On the fifth day of Cannes, my eyes burning, I was pondering this when I saw Ken Loach's Looking for Eric. It's about an ordinary man, Little Eric, who's divorced from his wife and whose stepson is being forced to hide a gun by a local gangster. At one point, Paul Laverty's screenplay has Eric Cantona, embodying the man's conscience and confidence, tell him that "the noblest vengeance is to forgive." It's a gnomic phrase, suggesting that the decision to refuse vengeance can itself become a form of revenge. It suggests a triumph of mind over rage that brings into play both sides of Cantona's public persona: the cerebral, elegant athlete prepared to aim a kick at the heads of those who abused him. Where Loach's film really gets ahead of the game, however, is in the way that Little Eric deals with the gangster who's terrifying his stepson. For Little Eric and his mates parody vengeance. They perform something that is both genuinely retributive and that wears a comic mask, humiliating the gangster by—among other things—posting pictures of him on YouTube in some distinctly unmanly situations. On day five of Cannes, modern vengeance shifted into something more imaginative, more hopeful.
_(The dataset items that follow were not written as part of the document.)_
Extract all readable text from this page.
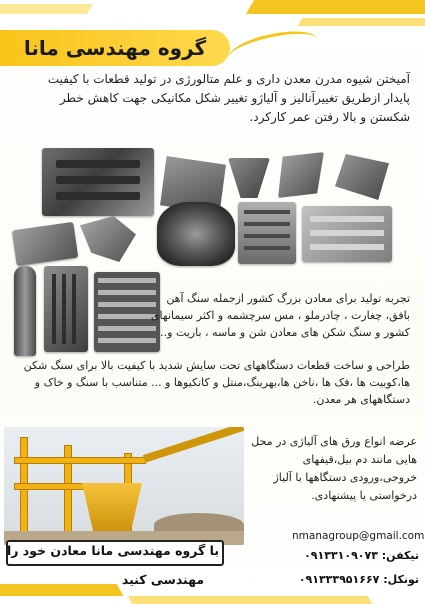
گروه مهندسی مانا
آمیختن شیوه مدرن معدن داری و علم متالورژی در تولید قطعات با کیفیت پایدار ازطریق تغییرآنالیز و آلیاژو تغییر شکل مکانیکی جهت کاهش خطر شکستن و بالا رفتن عمر کارکرد.
تجربه تولید برای معادن بزرگ کشور ازجمله سنگ آهن بافق، چغارت ، چادرملو ، مس سرچشمه و اکثر سیمانهای کشور و سنگ شکن های معادن شن و ماسه ، باریت و..
طراحی و ساخت قطعات دستگاههای تحت سایش شدید با کیفیت بالا برای سنگ شکن ها،کوبیت ها ،فک ها ،ناخن ها،بهرینگ،منتل و کانکیوها و ... متناسب با سنگ و خاک و دستگاههای هر معدن.
عرضه انواع ورق های آلیاژی در محل هایی مانند دم بیل،قیفهای خروجی،ورودی دستگاهها با آلیاژ درخواستی یا پیشنهادی.
nmanagroup@gmail.com
تیکفن: ۰۹۱۳۳۱۰۹۰۷۳
تونکل: ۰۹۱۳۳۳۹۵۱۶۶۷
با گروه مهندسی مانا معادن خود را
مهندسی کنید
Fish Tank is just as good as Looking for Eric, and there were even better films at the festival. But it was Loach's belief in the settlement that comes with friendship (which perhaps goes hand in hand with his Marxism) that felt most welcome amid the carnage. His characters, unlike so many others, aren't hemmed in. I found myself, in the blinding sunshine, crying behind my sunglasses after Looking for Eric. It was the best guide to life in the festival thus far.